Working together, the Spartan-Niowave collaboration arrived at an ideal candidate known as lead-214, which is a lead atom with 214 protons and neutrons in its core.
Niowave has the technology to supply the isotope to Zinn's team at MSU. The Spartans, in turn, have a brand new radiopharmacy facility that expands their ability to integrate isotopes into pharmaceutical doses for patients.
MSU also operates a radiopharmacy in collaboration with the Ohio-based Cardinal Health that's been producing diagnostics based on fluorine isotopes for about a decade.
"There's a lot of exciting work that's already being done with other isotopes similar to lead-214," Zamiara said. "We're looking at it and saying maybe we can share some of the success they've had with those isotopes, and maybe it's a better isotope for certain types of cancer."
And one of the team's collaborators -- Brian Lane, who is the Betz Chair for Cancer Research at the Spectrum Health Cancer Center -- knew where the team's treatment could prove itself.
"I immediately knew it had to be bladder cancer," said Lane, who is also a urologist that holds an appointment as a clinical professor with MSU's Department of Surgery.
Doctors will administer the lead-214 therapy to patients as a liquid, which is the same state as the immunotherapy already used to treat bladder cancer.
"We regularly put liquid chemo and immunotherapies into the bladder of these patients," said Lane.
This means that patients in the clinical trial can receive both the standard of care and the new radiotherapy in the same way, at the same time. That is, no additional procedures would be required to administer the new treatment.
On its own, standard immunotherapy works for about two-thirds of patients who receive it.

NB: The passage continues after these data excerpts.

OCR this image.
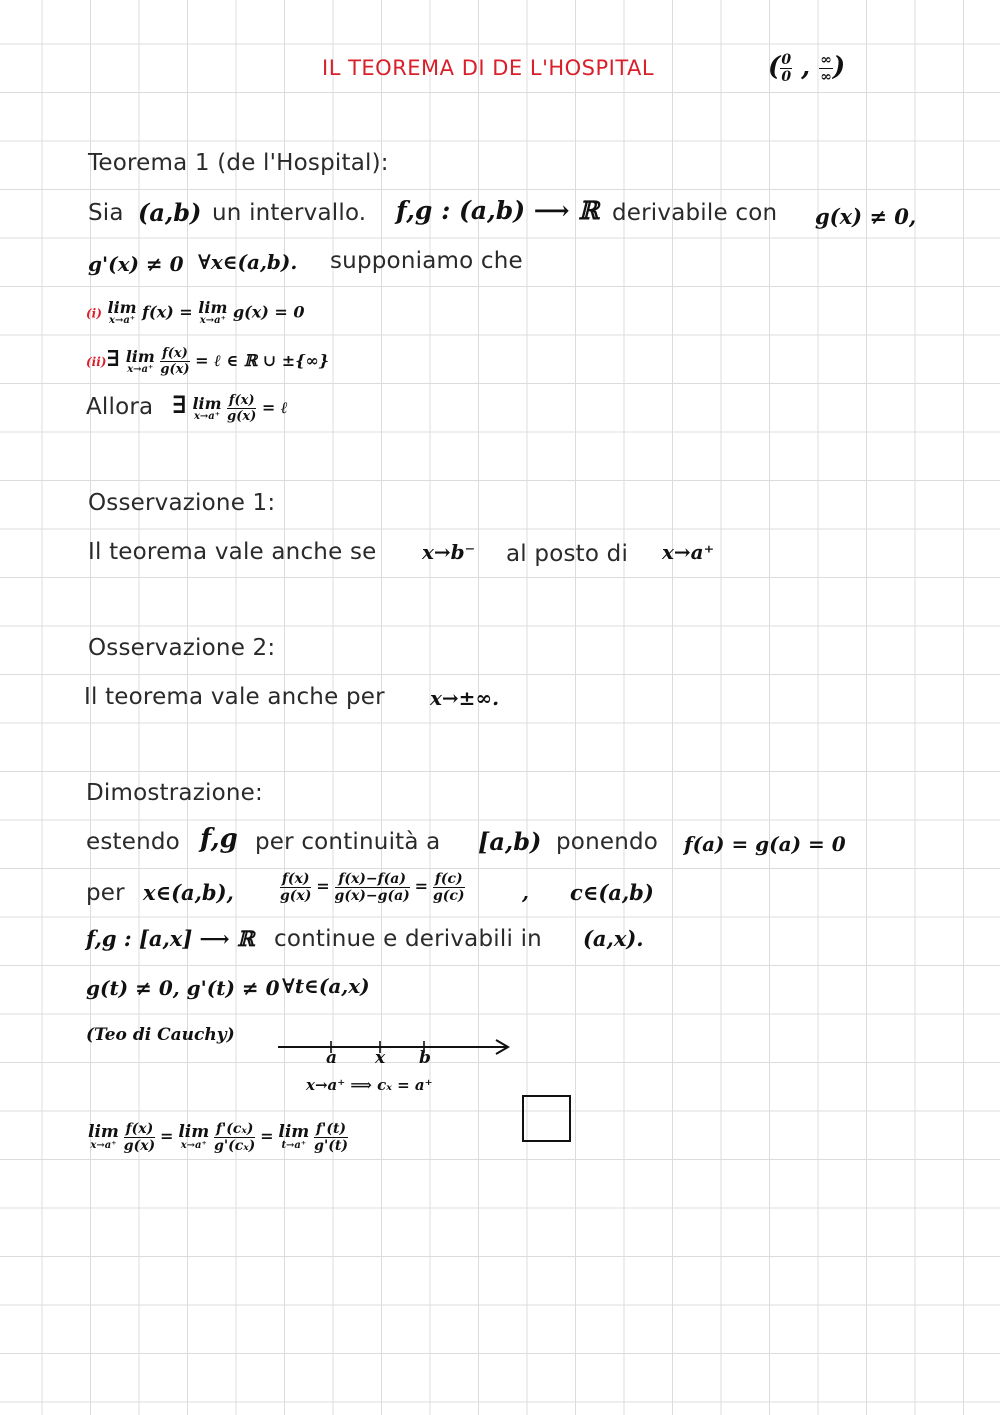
IL TEOREMA DI DE L'HOSPITAL	( $\frac{0}{0}$ , $\frac{\infty}{\infty}$ )
Teorema 1 (de l'Hospital):
Sia (a,b) un intervallo. f,g : (a,b) ⟶ ℝ derivabile con g(x) ≠ 0,
g'(x) ≠ 0 ∀x∈(a,b). supponiamo che
(i) lim
x→a⁺ f(x) = lim
x→a⁺ g(x) = 0
(ii)∃ lim
x→a⁺
$\frac{f(x)}{g(x)}$ = ℓ ∈ ℝ ∪ ±{∞}
Allora ∃ lim
x→a⁺
$\frac{f(x)}{g(x)}$ = ℓ
Osservazione 1:
Il teorema vale anche se x→b⁻ al posto di x→a⁺
Osservazione 2:
Il teorema vale anche per x→±∞.
Dimostrazione:
estendo f,g per continuità a [a,b) ponendo f(a) = g(a) = 0
per x∈(a,b),	$\frac{f(x)}{g(x)} = \frac{f(x)-f(a)}{g(x)-g(a)} = \frac{f(c)}{g(c)}$	, c∈(a,b)
f,g : [a,x] ⟶ ℝ continue e derivabili in (a,x).
g(t) ≠ 0, g'(t) ≠ 0 ∀t∈(a,x)
(Teo di Cauchy)
a x b
x→a⁺ ⟹ cₓ = a⁺
lim
x→a⁺
$\frac{f(x)}{g(x)} = \lim$
x→a⁺
$\frac{\text{f'(cₓ)}}{\text{g'(cₓ)}} = \lim$
t→a⁺
$\frac{f'(t)}{g'(t)}$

Testing the new radiotherapy in bladder cancer will allow researchers to show whether adding radiotherapy can improve outcomes for more patients.
By playing on their individual strengths to decide on their weapon and its target, the team members believe they have collectively put this project on the best footing to succeed.
"We have people coming together from different areas of expertise and sharing ideas," Lane said. "This is a perfect example of what translational research should be."
Lane also credits the leadership at Spectrum Health for having the vision to support these types of collaborative projects. This clinical trial is being funded by the Spectrum Health -- MSU Alliance, which was created to support and enhance medical research.
The Alliance is also supporting a new project led by Tomasz Timek of the Spectrum Health Meijer Heart Center and MSU's Aitor Aguirre, an IQ researcher and assistant professor of biomedical engineering. This work will use Aguirre's recently unveiled miniature heart models to better understand the origins of a heart condition known as functional tricuspid regurgitation, or FTR.
MSU recruited both Aguirre and Zinn under the Global Impact Initiative.
For Zinn and his colleagues, the Alliance is providing a launchpad, which is not to suggest the team is looking past this trial. The goal of this trial is to help patients with bladder cancer today. And, in doing so, it will open the door for a variety of new ways of attacking a variety of cancers, especially with MSU's Facility for Rare Isotope Beams scheduled for completion in 2022.
FRIB will create new isotopes that the team could explore with its treatment platform.
"It's really exciting having FRIB right down the street," Zinn said. "This is a project that could very easily expand and we've got big plans."
Other Spartans on the project include doctoral student Nate Kauffman, clinical instructor Conrad Tobert and Mark DeLano, an associate professor and director of the College of Human Medicine's Division of Radiology and Biomedical Imaging in Grand Rapids.